Следующим вечером я отправилась к одному знакомому, которого мы с Ларисой считали своим другом. Не так давно он помогал Толе, когда тот писал «Мои показания», давал книги для отправки в лагеря, вносил деньги в наш «Красный крест».
Он внимательно прочитал письмо и, возвращая мне, сказал:
— Я не стану подписывать. Более того, я бы и вам посоветовал убрать свою подпись.
— Почему?
— Потому что делать что-то полезное и вести себя как идиоты — это большая разница. Посылать такое письмо — это все равно что пойти в КГБ и сказать: «Вот они мы. Вот что мы делаем. Вот наши адреса. Присылайте за нами „черный ворон“, когда вам будет удобно». Этим людям платят за то, чтоб они нас искали. Делать работу за них — это просто идиотизм.

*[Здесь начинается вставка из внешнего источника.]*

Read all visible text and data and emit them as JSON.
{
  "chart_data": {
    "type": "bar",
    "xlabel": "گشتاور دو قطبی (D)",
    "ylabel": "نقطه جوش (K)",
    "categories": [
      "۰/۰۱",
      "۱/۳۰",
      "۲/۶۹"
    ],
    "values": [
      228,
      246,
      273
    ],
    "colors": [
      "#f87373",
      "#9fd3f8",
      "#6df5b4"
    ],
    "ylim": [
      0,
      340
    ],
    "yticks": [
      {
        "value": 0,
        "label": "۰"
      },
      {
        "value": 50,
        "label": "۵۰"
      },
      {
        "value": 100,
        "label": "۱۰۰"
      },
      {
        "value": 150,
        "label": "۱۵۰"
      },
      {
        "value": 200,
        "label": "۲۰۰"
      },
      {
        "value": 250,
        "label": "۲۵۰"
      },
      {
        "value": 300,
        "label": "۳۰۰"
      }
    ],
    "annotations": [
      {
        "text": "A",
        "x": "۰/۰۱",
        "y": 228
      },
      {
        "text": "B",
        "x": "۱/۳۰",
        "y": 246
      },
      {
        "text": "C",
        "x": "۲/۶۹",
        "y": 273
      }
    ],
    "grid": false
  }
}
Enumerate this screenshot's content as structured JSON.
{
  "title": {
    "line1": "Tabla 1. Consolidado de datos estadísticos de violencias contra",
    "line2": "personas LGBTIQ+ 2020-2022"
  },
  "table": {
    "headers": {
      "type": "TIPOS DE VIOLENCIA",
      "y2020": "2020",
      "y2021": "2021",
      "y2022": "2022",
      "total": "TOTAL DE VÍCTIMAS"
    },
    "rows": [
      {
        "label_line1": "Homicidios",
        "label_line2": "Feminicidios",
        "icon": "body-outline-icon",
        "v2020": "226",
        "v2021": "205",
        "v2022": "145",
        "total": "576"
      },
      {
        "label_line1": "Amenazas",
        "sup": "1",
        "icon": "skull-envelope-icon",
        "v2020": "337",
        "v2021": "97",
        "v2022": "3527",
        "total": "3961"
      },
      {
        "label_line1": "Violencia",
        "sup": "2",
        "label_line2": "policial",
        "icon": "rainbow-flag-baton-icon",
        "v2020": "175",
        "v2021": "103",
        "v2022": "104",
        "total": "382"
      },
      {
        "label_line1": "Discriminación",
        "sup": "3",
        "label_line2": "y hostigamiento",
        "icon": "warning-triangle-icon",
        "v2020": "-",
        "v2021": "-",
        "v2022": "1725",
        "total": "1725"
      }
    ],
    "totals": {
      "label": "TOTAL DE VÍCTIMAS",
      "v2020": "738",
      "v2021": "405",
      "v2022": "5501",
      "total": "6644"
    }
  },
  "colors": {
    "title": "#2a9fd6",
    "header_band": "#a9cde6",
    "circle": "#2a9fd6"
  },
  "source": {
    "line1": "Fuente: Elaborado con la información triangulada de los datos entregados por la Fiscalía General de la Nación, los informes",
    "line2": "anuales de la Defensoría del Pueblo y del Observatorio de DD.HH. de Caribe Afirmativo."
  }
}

— Но как можно добиваться гласности, чтоб об этом не стало известно КГБ?
Если принять этот аргумент и быть последовательным, нельзя не действовать открыто. И с этим придется жить.
* * *
Через несколько дней, без предупреждения, появилась Лариса.
— Это ты вычеркнула из письма последнюю фразу?
— Я это предложила.
— Ты не имела права менять текст автора.
— Я его спрашивала, и он согласился.
— Зачем ты это сделала?
— Юлик Добрушин сказал, что без этой фразы он соберет больше подписей.
— А о тех, кто подписал первый вариант письма, ты подумала? Ты ведь не знаешь, стали бы они подписывать письмо без последней фразы.
— Но с этой фразой не подписали бы друзья Юлика.
— Ну так и черт с ними!
Лариса ушла, хлопнув дверью. Дня на два — три мы превратились в идеологических противников.
* * *
Примерно через месяц после суда над Гинзбургом и Галансковым, 14 февраля, в квартиру Алика Есенина-Вольпина вошли милиционеры в сопровождении психиатра. Услышав от них: «Пройдемте», Алик ответил кратко: «Не пойду» и не сдвинулся с места. Он не сопротивлялся, но и помогать незаконной акции насильственного задержания не собирался. Его буквально выволокли из дома и поместили в психиатрическую больницу для хроников и направленных на принудительное лечение уголовников.
Через несколько часов о случившемся стало известно. Слова «не пойду» передавали друг другу сотни друзей и знакомых Алика. Под письмом с требованием его освобождения поставили подписи девяносто девять математиков. Два академика обратились к министру здравоохранения. Через несколько дней Алика перевели в обычную психбольницу, а через три месяца, 12 мая, выпустили.
Петиционная кампания не помогла смягчить участь Галанскова и Гинзбурга, но Алику помогла. Это был первый случай, когда власти посчитались с мнением общественности.